L’an dernier, Chantier Davie a signé une première entente de l’ordre d’un demi-milliard de dollars sur cinq ans, destinée à l’entretien d’au moins trois navires de combat.
L’an dernier, Chantier Davie a signé une première entente de l’ordre d’un demi-milliard de dollars sur cinq ans, destinée à l’entretien d’au moins trois navires de combat.

Chantier Davie : l’Estrie veut sa part du gâteau

Alain Goupil
Alain Goupil
La Tribune
S’il n’en tient qu’au président de la Chambre de commerce et industrie de Sherbrooke, Réjean Caouette, l’Estrie aura sa part des retombées liées aux méga-contrats d’entretien de navires que vient d’obtenir la Davie, à Lévis, et qui doivent s’échelonner sur plus de 20 ans.

C’est du moins l’un des objectifs que s’est fixé M. Caouette, mardi soir, en acceptant un deuxième mandat à la présidence de la CdeC de Sherbrooke, lors de l’assemblée générale annuelle de l’organisme, tenue au Centre Sherbrooke, de la rue Belvédère Sud.

Ce que peu de Sherbrookois savent, c’est que le président de la CdC est aussi président régional de l’Estrie pour l’Association des fournisseurs de la Davie. Au cours des derniers mois, il a dressé une liste de 106 entreprises de la région présentant un potentiel d’affaires pour la Davie. Il a aussi rencontré à deux reprises les acheteurs de la Davie avec cette liste afin de voir quelles entreprises seraient en mesure de contribuer à l’entretien des navires, des brise-glaces ainsi que des frégates qui accosteront aux chantiers maritimes de la Davie afin d’être réparés.

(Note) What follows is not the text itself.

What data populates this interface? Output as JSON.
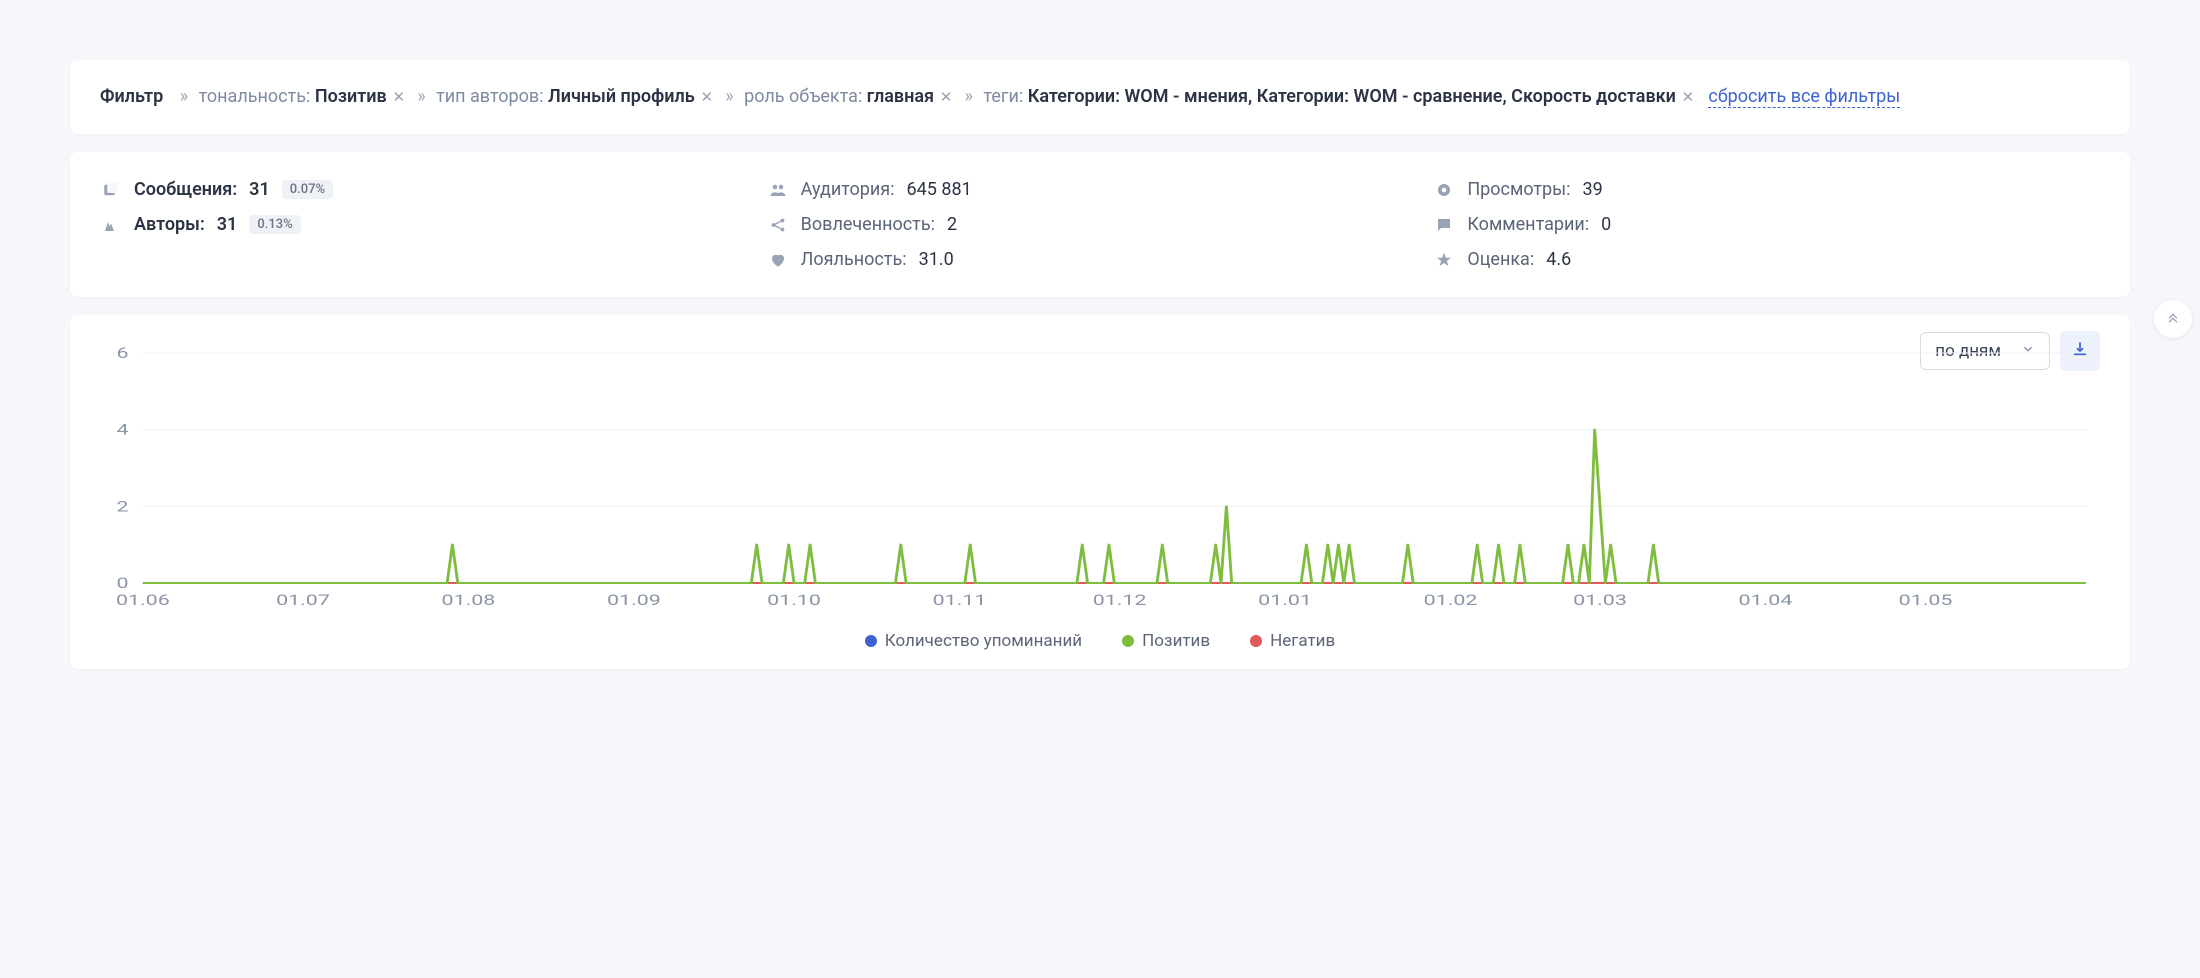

L’an dernier, Chantier Davie a signé une première entente de l’ordre d’un demi-milliard de dollars sur cinq ans, destinée à l’entretien d’au moins trois navires de combat. Une entente qui doit permettre la création et le maintien de 400 emplois au chantier maritime de Lévis. Un autre contrat, cette fois pour la Marine royale canadienne, pourrait dépasser les 2 milliards $.

Pour M. Caouette, il ne fait aucun doute qu’une telle manne doit avoir des retombées partout au Québec, y compris en Estrie.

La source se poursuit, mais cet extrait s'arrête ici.